Good: The big sweeping mountain meadow scene in "Sound of Music"

Bad: The shower scene in "Psycho"  (wasn't comfortable in the bathroom unless the shower curtain was open for the longest time).  Factoid: they had to use chocolate syrup for the blood as movie blood didn't show up well diluted in black and white movies.  

Wowza: the scene in "Lucy" where she flickers back through time to the beginning of earth.


----------



## HazyDavey (Jun 9, 2017)

Blade Runner - Final scene, "Tears in Rain" Monologue. 

"All those moments will be lost in time, like tears in the rain."  Still gets me today when I watch it.. :rapture:


----------



## Aunt Bea (Jun 9, 2017)

Africa was the real star in this film.


----------



## hauntedtexan (Jun 9, 2017)

*The movie "Lucy"*

Here is the scene that took my breath away. After Lucy has achieved almost 100% of her brains capabilities due to the accidental mega dose of an experimental drug, she is able to see massive perspectives of time and space. This scene shows just how big and how small we truly are...... The second scene shows our potential...


----------



## Trade (Jun 9, 2017)

hauntedtexan said:


> Here is the scene that took my breath away. After Lucy has achieved almost 100% of her brains capabilities due to the accidental mega dose of an experimental drug, she is able to see massive perspectives of time and space. This scene shows just how big and how small we truly are...... The second scene shows our potential...



This looks good. 

I checked Amazon and I can rent it for SD steaming for $3 bucks!  I'll have to check it out.


----------



## Sassycakes (Oct 21, 2017)

An Affair to remember when Cary Grant sees Debra Kerr and she  can't walk. And when I was a young teenager seeing "Love Me Tender" when Elvis Dies.


----------



## hollydolly (Oct 21, 2017)

Having danced all my life in an amateur capacity....the first time I saw this dance scene, I couldn't take my eyes off it... to this day I can watch it over and over...


----------



## MarkinPhx (Oct 21, 2017)

Kind of cheating here but I would say the first time I sat back in the theater and saw the opening crawl to the first Star Wars film.
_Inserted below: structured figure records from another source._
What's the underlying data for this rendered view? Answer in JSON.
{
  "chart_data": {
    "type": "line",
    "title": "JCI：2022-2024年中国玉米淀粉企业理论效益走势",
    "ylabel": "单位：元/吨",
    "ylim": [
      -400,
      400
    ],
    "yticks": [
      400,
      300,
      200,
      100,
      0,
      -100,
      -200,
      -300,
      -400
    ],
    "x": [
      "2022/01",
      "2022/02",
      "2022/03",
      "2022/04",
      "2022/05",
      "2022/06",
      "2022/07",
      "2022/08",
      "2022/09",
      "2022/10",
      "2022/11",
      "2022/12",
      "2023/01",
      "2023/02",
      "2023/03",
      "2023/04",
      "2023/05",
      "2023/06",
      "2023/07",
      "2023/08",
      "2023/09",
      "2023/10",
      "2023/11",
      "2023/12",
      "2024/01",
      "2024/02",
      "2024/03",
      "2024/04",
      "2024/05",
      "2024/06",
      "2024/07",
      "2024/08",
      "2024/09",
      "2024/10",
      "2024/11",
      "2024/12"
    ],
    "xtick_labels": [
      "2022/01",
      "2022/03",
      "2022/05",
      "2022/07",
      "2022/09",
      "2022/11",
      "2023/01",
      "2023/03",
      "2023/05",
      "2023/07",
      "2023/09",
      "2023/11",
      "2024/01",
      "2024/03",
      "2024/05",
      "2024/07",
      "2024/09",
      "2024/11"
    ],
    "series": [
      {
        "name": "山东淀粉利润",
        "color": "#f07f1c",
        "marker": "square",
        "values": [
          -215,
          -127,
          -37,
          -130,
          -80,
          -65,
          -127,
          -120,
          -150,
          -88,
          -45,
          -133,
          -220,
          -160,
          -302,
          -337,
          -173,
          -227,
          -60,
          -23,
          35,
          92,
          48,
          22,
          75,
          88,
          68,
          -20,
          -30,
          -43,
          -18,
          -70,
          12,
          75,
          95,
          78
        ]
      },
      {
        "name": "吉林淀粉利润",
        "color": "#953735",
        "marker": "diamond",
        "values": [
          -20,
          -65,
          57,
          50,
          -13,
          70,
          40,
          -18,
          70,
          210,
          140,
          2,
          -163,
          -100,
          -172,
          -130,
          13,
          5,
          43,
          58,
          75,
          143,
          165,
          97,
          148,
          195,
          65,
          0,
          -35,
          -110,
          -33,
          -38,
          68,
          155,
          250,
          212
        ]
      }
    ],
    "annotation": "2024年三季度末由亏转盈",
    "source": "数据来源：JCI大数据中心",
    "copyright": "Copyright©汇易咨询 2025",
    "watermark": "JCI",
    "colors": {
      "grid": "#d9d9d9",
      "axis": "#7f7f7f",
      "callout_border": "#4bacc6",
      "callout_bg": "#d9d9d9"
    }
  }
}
I knew right then I was in for something special.


----------



## Big Horn (Oct 22, 2017)

The last scene in _Burnt Offering_: it was the scariest scene that I've ever seen in a film.


----------



## Myquest55 (Oct 23, 2017)

Thanks to everyone for sharing these film moments!  I too, love "Seven Brides for Seven Brothers!"  Named my youngest, Adam, after Howard Keel's character  

That first Star Wars film was awesome, wasn't it??  

I loved "Sound of Music" and that scenery was spectacular!

Big Horn mentioned "Burnt Offering" - had to look that one up.  I am not a big fan of scary films but I do like Oliver Reed so, might have to check that out.  Has anyone seen "Wicker Man" with Edward Woodward?  We saw that just before we left Scotland and we realized that, from what we knew of the Highlands - it could have actually happened - even in the 1980s!

Keep them coming!! (Still love Tim Curry!)


----------



## Big Horn (Oct 23, 2017)

_Burnt Offering _sent chills through me, but it is in no way a horror film.  There's no blood or gore, no violence.  It''s just scary.


----------